Chris Gannatti, head of research at ETF specialist WisdomTree, explains how artificial intelligence is being used to tackle Covid-19.

Artificial Intelligence (AI) is proliferating more widely than ever before, having the potential to influence many aspects of daily life. Crisis periods, like we have seen with the Covid-19 pandemic, are often catalysts for the deployment of new innovations and technologies more quickly. The power of AI is being harnessed to tackle the Covid-19 pandemic, whether that be to better understand the rate of infection or by tracing and quickly identifying infections. While AI has been associated with the future and ideas such as the development of driverless cars, its legacy could be how it has impacted the world during this crisis. It is likely that AI is already playing a major part in the early stages of vaccine development - the uses of artificial intelligence are seemingly endless.AI was already growing quickly and being deployed in ever more areas of our data-driven world.

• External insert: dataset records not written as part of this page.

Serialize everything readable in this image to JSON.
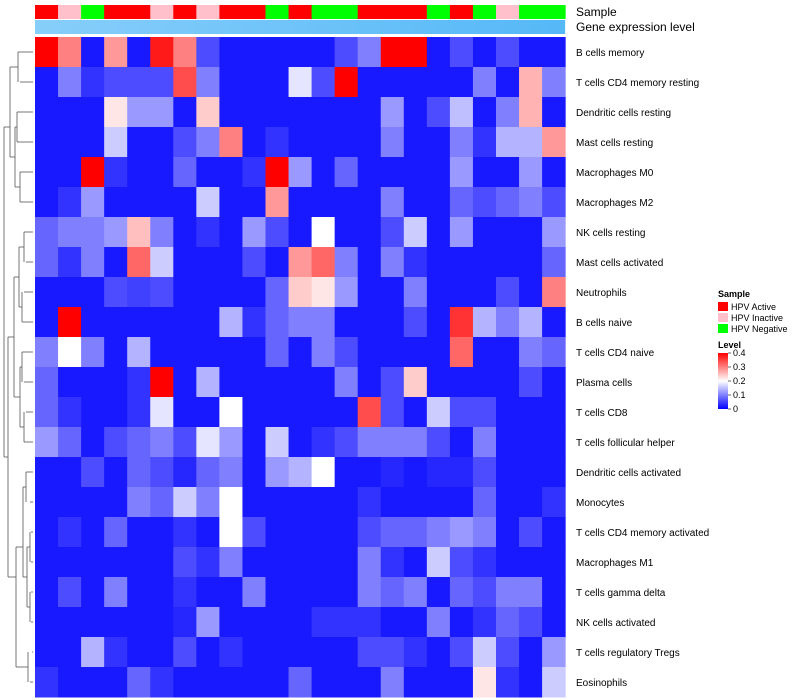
{
  "chart_data": {
    "type": "heatmap",
    "title": "",
    "annotation_tracks": [
      {
        "name": "Sample",
        "label": "Sample"
      },
      {
        "name": "Gene expression level",
        "label": "Gene expression level"
      }
    ],
    "sample_groups": [
      "Active",
      "Inactive",
      "Negative",
      "Active",
      "Active",
      "Inactive",
      "Active",
      "Inactive",
      "Active",
      "Active",
      "Negative",
      "Active",
      "Negative",
      "Negative",
      "Active",
      "Active",
      "Active",
      "Negative",
      "Active",
      "Negative",
      "Inactive",
      "Negative",
      "Negative"
    ],
    "rows": [
      "B cells memory",
      "T cells CD4 memory resting",
      "Dendritic cells resting",
      "Mast cells resting",
      "Macrophages M0",
      "Macrophages M2",
      "NK cells resting",
      "Mast cells activated",
      "Neutrophils",
      "B cells naive",
      "T cells CD4 naive",
      "Plasma cells",
      "T cells CD8",
      "T cells follicular helper",
      "Dendritic cells activated",
      "Monocytes",
      "T cells CD4 memory activated",
      "Macrophages M1",
      "T cells gamma delta",
      "NK cells activated",
      "T cells regulatory  Tregs",
      "Eosinophils"
    ],
    "values": [
      [
        0.4,
        0.3,
        0.02,
        0.28,
        0.02,
        0.38,
        0.3,
        0.06,
        0.02,
        0.02,
        0.02,
        0.02,
        0.02,
        0.06,
        0.1,
        0.4,
        0.4,
        0.02,
        0.06,
        0.02,
        0.06,
        0.02,
        0.02
      ],
      [
        0.02,
        0.1,
        0.04,
        0.06,
        0.06,
        0.06,
        0.34,
        0.1,
        0.02,
        0.02,
        0.02,
        0.18,
        0.06,
        0.4,
        0.02,
        0.02,
        0.02,
        0.02,
        0.02,
        0.1,
        0.02,
        0.26,
        0.1
      ],
      [
        0.02,
        0.02,
        0.02,
        0.22,
        0.12,
        0.12,
        0.02,
        0.24,
        0.02,
        0.02,
        0.02,
        0.02,
        0.02,
        0.02,
        0.02,
        0.12,
        0.02,
        0.06,
        0.15,
        0.02,
        0.1,
        0.26,
        0.02
      ],
      [
        0.02,
        0.02,
        0.02,
        0.16,
        0.02,
        0.02,
        0.06,
        0.1,
        0.3,
        0.02,
        0.04,
        0.02,
        0.02,
        0.02,
        0.02,
        0.1,
        0.02,
        0.02,
        0.1,
        0.04,
        0.14,
        0.14,
        0.28
      ],
      [
        0.02,
        0.02,
        0.4,
        0.04,
        0.02,
        0.02,
        0.08,
        0.02,
        0.02,
        0.04,
        0.4,
        0.12,
        0.02,
        0.08,
        0.02,
        0.02,
        0.02,
        0.02,
        0.12,
        0.02,
        0.02,
        0.12,
        0.02
      ],
      [
        0.02,
        0.04,
        0.12,
        0.02,
        0.02,
        0.02,
        0.02,
        0.16,
        0.02,
        0.02,
        0.28,
        0.02,
        0.02,
        0.02,
        0.02,
        0.1,
        0.02,
        0.02,
        0.08,
        0.06,
        0.08,
        0.1,
        0.06
      ],
      [
        0.08,
        0.1,
        0.1,
        0.12,
        0.25,
        0.1,
        0.02,
        0.04,
        0.02,
        0.12,
        0.06,
        0.02,
        0.2,
        0.02,
        0.02,
        0.06,
        0.16,
        0.02,
        0.12,
        0.02,
        0.02,
        0.02,
        0.12
      ],
      [
        0.08,
        0.04,
        0.1,
        0.02,
        0.32,
        0.16,
        0.02,
        0.02,
        0.02,
        0.06,
        0.02,
        0.28,
        0.32,
        0.1,
        0.02,
        0.1,
        0.04,
        0.02,
        0.02,
        0.02,
        0.02,
        0.02,
        0.08
      ],
      [
        0.02,
        0.02,
        0.02,
        0.06,
        0.05,
        0.06,
        0.02,
        0.02,
        0.02,
        0.02,
        0.08,
        0.24,
        0.22,
        0.12,
        0.02,
        0.02,
        0.1,
        0.02,
        0.02,
        0.02,
        0.06,
        0.02,
        0.3
      ],
      [
        0.02,
        0.4,
        0.02,
        0.02,
        0.02,
        0.02,
        0.02,
        0.02,
        0.14,
        0.04,
        0.08,
        0.1,
        0.1,
        0.02,
        0.02,
        0.02,
        0.06,
        0.02,
        0.36,
        0.14,
        0.1,
        0.14,
        0.02
      ],
      [
        0.1,
        0.2,
        0.1,
        0.02,
        0.14,
        0.02,
        0.02,
        0.02,
        0.02,
        0.02,
        0.08,
        0.02,
        0.1,
        0.06,
        0.02,
        0.02,
        0.02,
        0.02,
        0.32,
        0.02,
        0.02,
        0.1,
        0.08
      ],
      [
        0.08,
        0.02,
        0.02,
        0.02,
        0.04,
        0.4,
        0.02,
        0.14,
        0.02,
        0.02,
        0.02,
        0.02,
        0.02,
        0.1,
        0.02,
        0.06,
        0.24,
        0.02,
        0.02,
        0.02,
        0.02,
        0.06,
        0.02
      ],
      [
        0.08,
        0.04,
        0.02,
        0.02,
        0.04,
        0.18,
        0.02,
        0.02,
        0.2,
        0.02,
        0.02,
        0.02,
        0.02,
        0.02,
        0.34,
        0.06,
        0.02,
        0.16,
        0.06,
        0.06,
        0.02,
        0.02,
        0.02
      ],
      [
        0.12,
        0.08,
        0.02,
        0.06,
        0.08,
        0.1,
        0.06,
        0.18,
        0.12,
        0.02,
        0.16,
        0.02,
        0.04,
        0.06,
        0.1,
        0.1,
        0.1,
        0.06,
        0.02,
        0.1,
        0.02,
        0.02,
        0.02
      ],
      [
        0.02,
        0.02,
        0.06,
        0.02,
        0.08,
        0.06,
        0.03,
        0.08,
        0.1,
        0.02,
        0.12,
        0.14,
        0.2,
        0.02,
        0.02,
        0.03,
        0.02,
        0.03,
        0.03,
        0.06,
        0.02,
        0.02,
        0.02
      ],
      [
        0.02,
        0.02,
        0.02,
        0.02,
        0.1,
        0.08,
        0.16,
        0.1,
        0.2,
        0.02,
        0.02,
        0.02,
        0.02,
        0.02,
        0.04,
        0.02,
        0.02,
        0.02,
        0.02,
        0.08,
        0.02,
        0.02,
        0.04
      ],
      [
        0.02,
        0.04,
        0.02,
        0.08,
        0.02,
        0.02,
        0.04,
        0.02,
        0.2,
        0.06,
        0.02,
        0.02,
        0.02,
        0.02,
        0.06,
        0.08,
        0.08,
        0.1,
        0.12,
        0.1,
        0.02,
        0.06,
        0.02
      ],
      [
        0.02,
        0.02,
        0.02,
        0.02,
        0.02,
        0.02,
        0.06,
        0.04,
        0.1,
        0.02,
        0.02,
        0.02,
        0.02,
        0.02,
        0.1,
        0.04,
        0.02,
        0.16,
        0.06,
        0.04,
        0.02,
        0.02,
        0.02
      ],
      [
        0.02,
        0.06,
        0.02,
        0.1,
        0.02,
        0.02,
        0.04,
        0.02,
        0.02,
        0.1,
        0.02,
        0.02,
        0.02,
        0.02,
        0.1,
        0.08,
        0.1,
        0.02,
        0.08,
        0.06,
        0.1,
        0.1,
        0.02
      ],
      [
        0.02,
        0.02,
        0.02,
        0.02,
        0.02,
        0.02,
        0.03,
        0.12,
        0.02,
        0.02,
        0.02,
        0.02,
        0.04,
        0.04,
        0.04,
        0.02,
        0.02,
        0.1,
        0.02,
        0.04,
        0.08,
        0.06,
        0.02
      ],
      [
        0.02,
        0.02,
        0.14,
        0.04,
        0.02,
        0.02,
        0.06,
        0.02,
        0.04,
        0.02,
        0.02,
        0.02,
        0.02,
        0.02,
        0.06,
        0.06,
        0.04,
        0.02,
        0.06,
        0.16,
        0.06,
        0.02,
        0.12
      ],
      [
        0.04,
        0.02,
        0.02,
        0.02,
        0.08,
        0.04,
        0.02,
        0.02,
        0.02,
        0.02,
        0.02,
        0.08,
        0.02,
        0.02,
        0.02,
        0.1,
        0.02,
        0.02,
        0.02,
        0.22,
        0.04,
        0.02,
        0.16
      ]
    ],
    "color_scale": {
      "min": 0,
      "max": 0.4,
      "low": "#0000ff",
      "mid": "#ffffff",
      "high": "#ff0000",
      "mid_value": 0.2
    },
    "legend_sample": {
      "title": "Sample",
      "entries": [
        {
          "label": "HPV Active",
          "color": "#ff0000"
        },
        {
          "label": "HPV Inactive",
          "color": "#ffc0cb"
        },
        {
          "label": "HPV Negative",
          "color": "#00ff00"
        }
      ]
    },
    "legend_level": {
      "title": "Level",
      "ticks": [
        "0",
        "0.1",
        "0.2",
        "0.3",
        "0.4"
      ]
    },
    "group_colors": {
      "Active": "#ff0000",
      "Inactive": "#ffc0cb",
      "Negative": "#00ff00"
    },
    "expression_bar_color": "#87cefa",
    "expression_bar_color_2": "#55b8f7"
  }
}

Covid-19 has accelerated some of these deployments, bringing greater comfort and familiarity to the technology. To really understand how AI is making a difference, it is worth looking at some examples which illustrate the breadth of activities being carried out by AI during the pandemic.

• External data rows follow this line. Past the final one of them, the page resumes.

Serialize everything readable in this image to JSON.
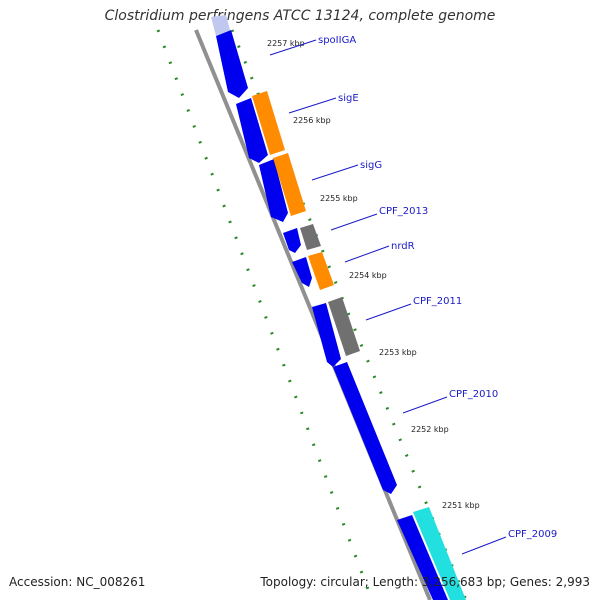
{
  "title": "Clostridium perfringens ATCC 13124, complete genome",
  "accession": "Accession: NC_008261",
  "summary": "Topology: circular; Length: 3,256,683 bp; Genes: 2,993",
  "colors": {
    "forward_gene": "#0000ee",
    "rna": "#ff8c00",
    "other": "#707070",
    "highlight": "#22e0e0",
    "faded": "#c0c8f0",
    "backbone": "#909090",
    "tick": "#2a8a2a",
    "label": "#1a1ac8"
  },
  "ticks": [
    "2257 kbp",
    "2256 kbp",
    "2255 kbp",
    "2254 kbp",
    "2253 kbp",
    "2252 kbp",
    "2251 kbp"
  ],
  "gene_labels": [
    "spoIIGA",
    "sigE",
    "sigG",
    "CPF_2013",
    "nrdR",
    "CPF_2011",
    "CPF_2010",
    "CPF_2009"
  ]
}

Rizwan Malik, the lead radiologist at Royal Bolton Hospital run by the UKs National Health Service (NHS) designed a conservative clinical trial to help obtain initial readings of X-rays for patients faster. Waiting for specialists could sometimes take up to six hours. He identified a promising AI-based chest X-ray system and then set up a test to occur over six months. For all chest X-rays handled by his trainees, the system would offer a second opinion. He would then check if the systems conclusion matched his own and if it did, he would phase the system in as a permanent check on his trainees. As Covid-19 hit, the system became an important way to identify certain characteristics unique to Covid-19 that were visible on chest X-rays. While not perfect, the system did represent an interesting case-study in the use of computer vision in medical imagery.A great example of the collaborative efforts that can be inspired during times of crisis involved three organisations coming together to release the Covid-19 Open Research Dataset. This includes more than 24,000 research papers from peer-reviewed journals and other sources.

See also:

The National Library of Medicine at the National Institutes of Health provided access to existing scientific publications; Microsoft used its literature curation algorithms to find relevant articles; and research non-profit the Allen Institute for Artificial Intelligence converted them from web pages and PDFs into a structured format that can be processed by algorithms. Many major cities affected by Covid-19 were faced with a very real problem - getting the right care to the people who needed it without allowing hospitals to become overrun. Helping people to self-triage, therefore staying away from the hospital unless absolutely necessary, was extremely important. Providence St. Joseph Health System in Seattle built an online screening and triage tool that could rapidly differentiate between those potentially really sick with Covid-19 and those with less life-threatening ailments. In its first week of operation, it served 40,000 patients. The Covid-19 pandemic has pushed the unemployment rate in the US to 14.7%. This has led to unprecedented numbers of people filing unemployment claims and asking questions to different state agencies. Texas, which has received millions of these claims since early March, is using artificial intelligence-driven chatbots to answer questions from unemployed residents in need of benefits.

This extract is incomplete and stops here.